その5日後。お手伝いの初日に、神霜さんが最寄りの駅まで車で迎えに来てくれた。
「わざわざすみません」
「道に迷われるといけないからと、結月様の頼みですから。先日は夜で分かりづらかったでしょう」
駅から離れ、程なくすると閑静な住宅街に入った。区間が整理され、そこに建ち並ぶ邸宅はどれも立派だ。聞けば大使館が近いことから、外国人も多く居住しているらしい。国際色豊かな風景を興味深く眺めていると「こちらです」と神霜さんが車を停めた。
促され車を降りる。
以前は真っ暗の中、しかも結月さんに連れられるまま来たので分からなかった。
高い塀にぐるりと囲まれていて、綺麗に整えられた植栽の奥に大きな屋敷が見える。
門が開かれ、敷地の中に足を踏み入れると、白を基調にした豪壮なファサードが目に入った。洋モダンで、少しクラシカルな要素もある。外からでも感じる荘厳な雰囲気に、緊張が増した。
屋敷の中に通される。前に此処に来たときには気にする余裕もなかったので、内部をちゃんと見るのは初めてだった。どこに目を遣っても、余白を残した空間に洗練されたデザインの家具や調度類が置かれていて、その生活感の無さに、さらに心が落ち着かない。
「お茶を淹れますね。レモンティーはお好きですか?」
「はい。あ、でも、お気になさらず……お客さんというわけでもないですし」
「いいえ、どのような理由であれ、結月様が初めて此処に連れてこられた方ですから。せめて今日だけでも。僭越ながら、私がお供させていただきます」
神霜さんはそう言って微笑んで、僕を大広間の一角に配されたソファ席へと促し、「少々お待ちくださいね」と部屋から出ていった。

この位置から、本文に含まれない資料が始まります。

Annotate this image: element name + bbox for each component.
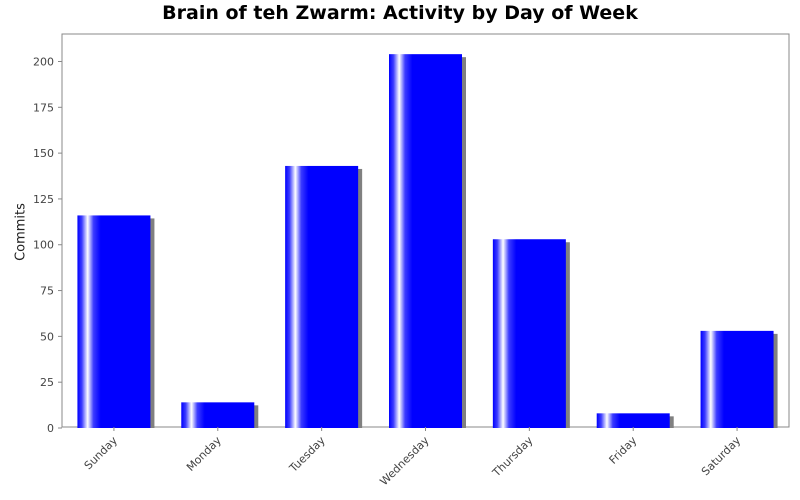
x-tick-label: Monday	[184, 434, 224, 474]
y-tick-label: 150	[33, 147, 54, 160]
bar-wednesday	[389, 54, 462, 428]
x-tick-label: Wednesday	[377, 434, 432, 489]
bar-friday	[596, 413, 670, 428]
x-tick-label: Saturday	[699, 434, 744, 479]
y-tick-label: 200	[33, 55, 54, 68]
y-tick-label: 175	[33, 101, 54, 114]
x-tick-label: Thursday	[489, 434, 535, 480]
y-tick-label: 75	[40, 285, 54, 298]
bar-thursday	[492, 239, 566, 428]
x-tick-label: Tuesday	[286, 434, 328, 476]
x-axis: Sunday Monday Tuesday Wednesday Thursday Frid…	[82, 427, 744, 488]
y-tick-label: 25	[40, 376, 54, 389]
y-tick-label: 0	[47, 422, 54, 435]
y-tick-label: 100	[33, 239, 54, 252]
x-tick-label: Friday	[607, 434, 640, 467]
y-tick-label: 125	[33, 193, 54, 206]
chart-title: Brain of teh Zwarm: Activity by Day of W…	[162, 2, 638, 24]
x-tick-label: Sunday	[82, 434, 121, 473]
bar-series	[77, 54, 778, 428]
y-tick-label: 50	[40, 330, 54, 343]
bar-tuesday	[285, 165, 359, 428]
bar-monday	[181, 402, 255, 428]
bar-saturday	[700, 330, 774, 428]
y-axis: 0 25 50 75 100 125 150 175 200	[33, 55, 62, 435]
bar-sunday	[77, 215, 151, 428]
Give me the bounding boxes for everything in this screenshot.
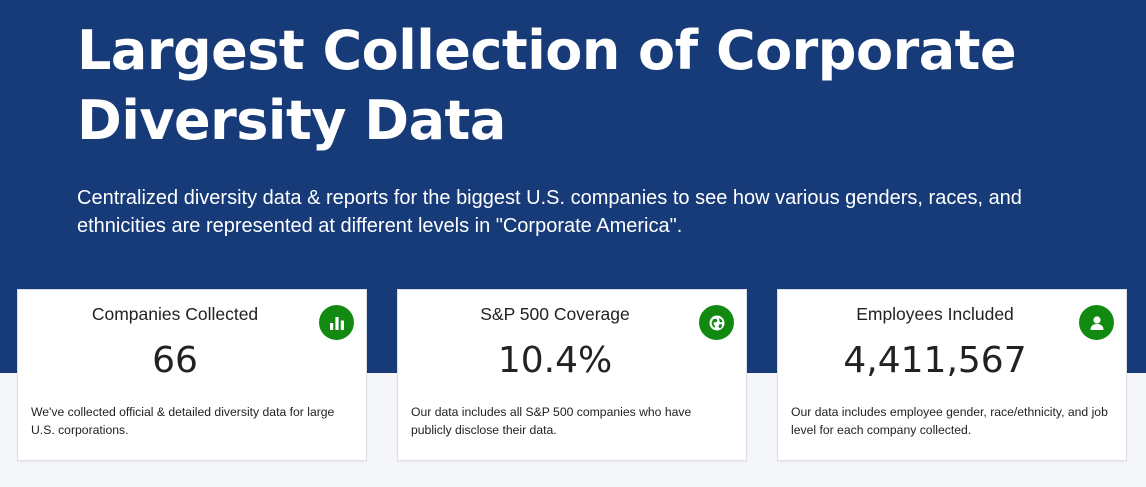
user-icon xyxy=(1079,305,1114,340)
stat-card-description: Our data includes employee gender, race/… xyxy=(791,405,1108,437)
stat-card-companies: Companies Collected 66 We've collected o… xyxy=(17,289,367,461)
stat-card-value: 10.4% xyxy=(497,340,613,381)
stat-card-description: We've collected official & detailed dive… xyxy=(31,405,335,437)
stat-card-label: Companies Collected xyxy=(91,304,259,324)
stat-card-label: S&P 500 Coverage xyxy=(480,304,630,324)
stat-card-value: 4,411,567 xyxy=(843,340,1027,381)
stat-card-value: 66 xyxy=(152,340,198,381)
globe-icon xyxy=(699,305,734,340)
page-title: Largest Collection of Corporate Diversit… xyxy=(77,19,1017,152)
stat-card-employees: Employees Included 4,411,567 Our data in… xyxy=(777,289,1127,461)
stat-card-sp500: S&P 500 Coverage 10.4% Our data includes… xyxy=(397,289,747,461)
bar-chart-icon xyxy=(319,305,354,340)
stat-card-description: Our data includes all S&P 500 companies … xyxy=(411,405,692,437)
page-subtitle: Centralized diversity data & reports for… xyxy=(77,187,1022,237)
stat-card-label: Employees Included xyxy=(856,304,1014,324)
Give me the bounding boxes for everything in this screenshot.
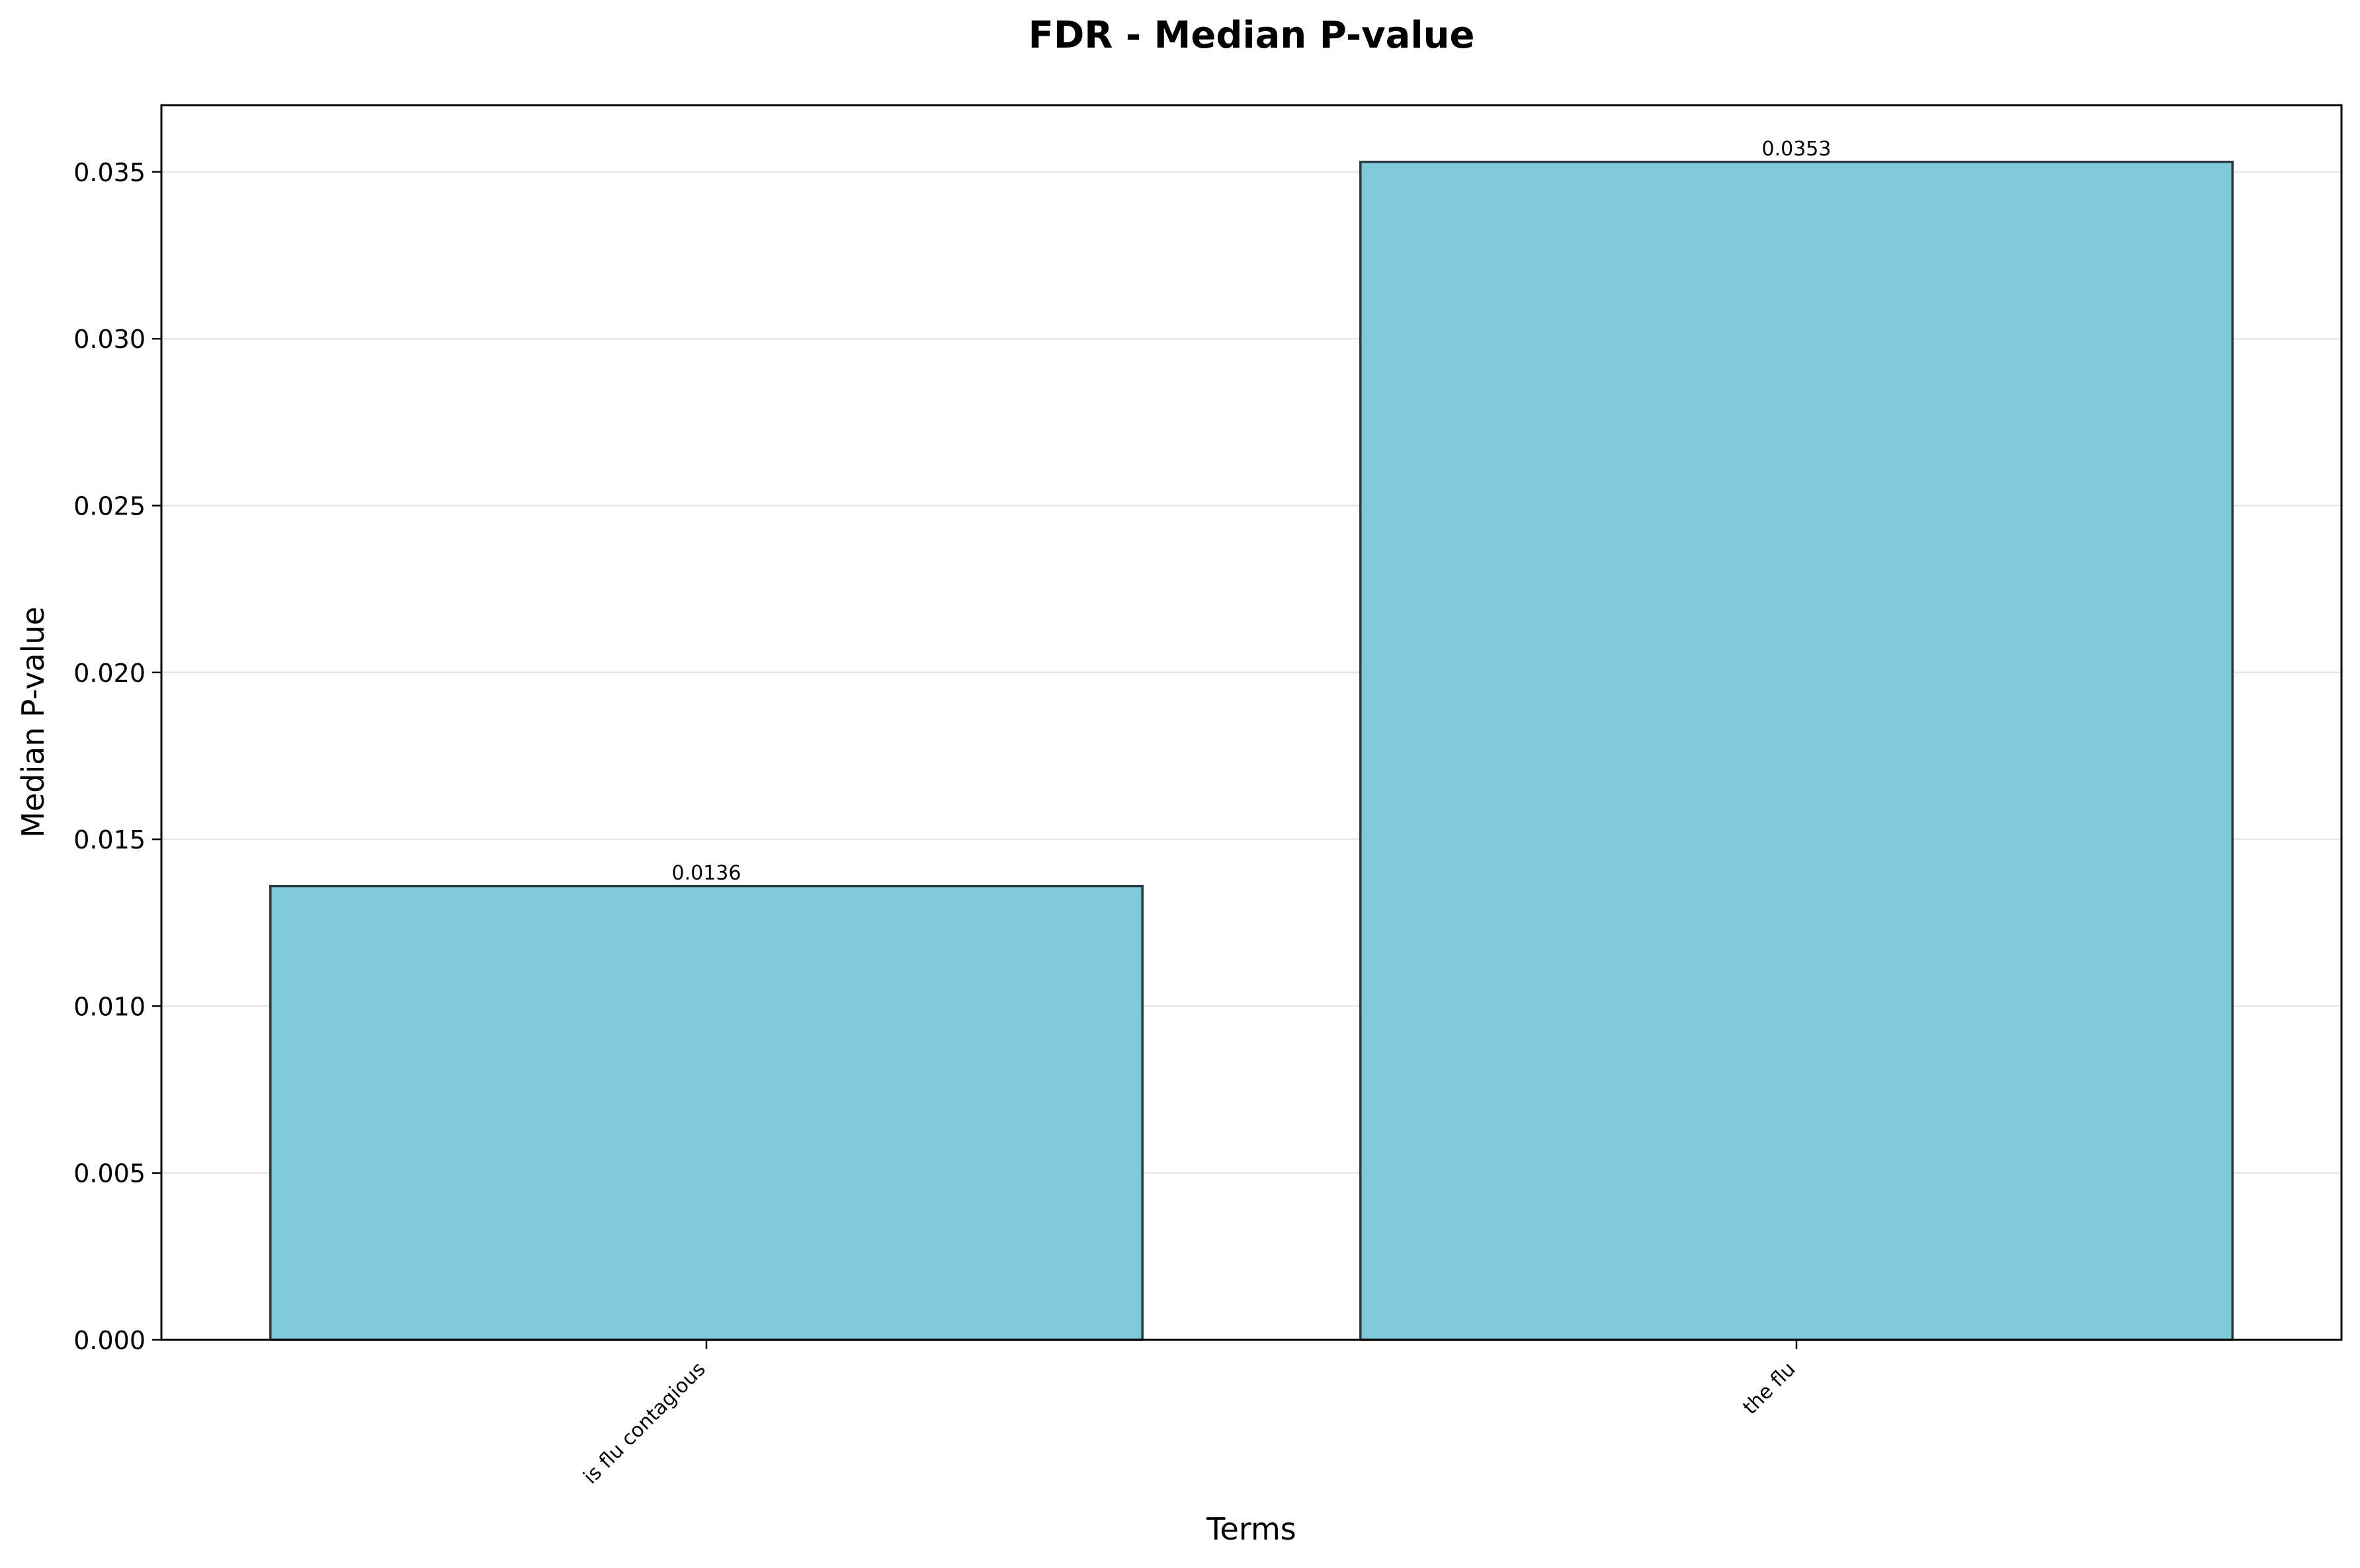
y-tick-label: 0.035 — [73, 158, 146, 187]
y-axis-ticks: 0.000 0.005 0.010 0.015 0.020 0.025 0.030 0.035 — [73, 158, 161, 1355]
plot-area-frame — [160, 104, 2343, 1341]
x-axis-ticks: is flu contagious the flu — [579, 1340, 1800, 1489]
y-tick-label: 0.000 — [73, 1326, 146, 1355]
y-axis-label: Median P-value — [15, 606, 51, 838]
x-tick-label: the flu — [1739, 1358, 1800, 1419]
x-axis-label: Terms — [1206, 1511, 1296, 1547]
y-tick-label: 0.025 — [73, 492, 146, 521]
bars: 0.0136 0.0353 — [269, 138, 2234, 1341]
y-tick-label: 0.030 — [73, 325, 146, 354]
y-tick-label: 0.020 — [73, 659, 146, 688]
bar-data-label: 0.0136 — [672, 862, 741, 885]
chart-title: FDR - Median P-value — [1029, 14, 1475, 57]
bar-data-label: 0.0353 — [1762, 138, 1832, 161]
x-tick-label: is flu contagious — [579, 1358, 710, 1489]
y-tick-label: 0.015 — [73, 825, 146, 854]
bar — [269, 885, 1144, 1341]
y-tick-label: 0.005 — [73, 1159, 146, 1188]
y-tick-label: 0.010 — [73, 992, 146, 1021]
bar — [1359, 161, 2234, 1341]
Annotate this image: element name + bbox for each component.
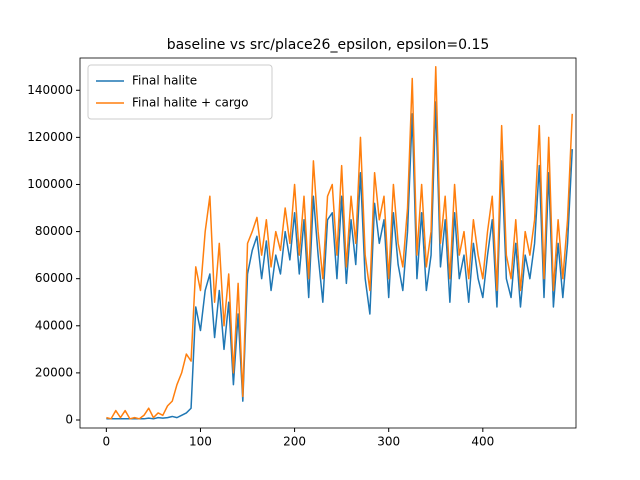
y-tick-label: 140000 bbox=[27, 83, 73, 97]
y-tick-label: 0 bbox=[65, 412, 73, 426]
y-tick-label: 100000 bbox=[27, 177, 73, 191]
x-tick-label: 300 bbox=[377, 435, 400, 449]
y-tick-label: 120000 bbox=[27, 130, 73, 144]
x-tick-label: 200 bbox=[283, 435, 306, 449]
legend-box bbox=[87, 64, 273, 120]
y-tick-label: 80000 bbox=[35, 224, 73, 238]
y-tick-label: 40000 bbox=[35, 318, 73, 332]
series-line bbox=[106, 101, 573, 420]
legend-label: Final halite + cargo bbox=[132, 96, 249, 110]
x-tick-label: 400 bbox=[471, 435, 494, 449]
y-tick-label: 20000 bbox=[35, 365, 73, 379]
legend-label: Final halite bbox=[132, 74, 197, 88]
chart-title: baseline vs src/place26_epsilon, epsilon… bbox=[167, 37, 490, 53]
x-tick-label: 0 bbox=[103, 435, 111, 449]
series-line bbox=[106, 65, 573, 420]
y-tick-label: 60000 bbox=[35, 271, 73, 285]
axes-frame bbox=[79, 57, 577, 429]
x-tick-label: 100 bbox=[189, 435, 212, 449]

“初めて”。先程聞いたその言葉に引っ掛かりを覚える。これまで誰も連れてきていないということだろうか。……友人も?
そういえば、結月さんはどこだろう……。
「神霜さん、結月さんはどちらにいらっしゃいますか?ご挨拶させていただきたいのですが」
ティーセットを持って戻ってきた神霜さんに訊ねる。
「今日は社屋の方に行かれています。商談などの外出がない時には、此処の仕事部屋でリモートワークされることが多いのですが」
「そうなんですね。ところで、結月さんは何のお仕事を?」
「一ノ瀬不動産のマーケティング本部で主に開発事業に携われておりますよ」
一ノ瀬不動産は、一ノ瀬グループの中核になっている不動産デベロッパー企業だ。もしかしなくても、結月さんって……。
「ああ、ご存知なかったのですね。結月様のお父様は、一ノ瀬グループの代表取締役社長です」
僕の表情を見て、神霜さんがそう教えてくれた。
一ノ瀬グループ。不動産、製薬、金融など幅広く事業を手掛けている大企業。メディアや街中で広告を見ない日はなく、都内にビルや商業施設をいくつも造っているので、その会社は当たり前のように知っていた。
この都心の一等地に邸宅を構えるなんて、よほどの名家だとは思っていたけれど。
そのような所、しかも会社ではなく屋敷で、僕に出来る仕事なんてあるのだろうか。不安になって神霜さんに訊ねると、ちょっとした雑務や掃除だと教えてもらい安心する。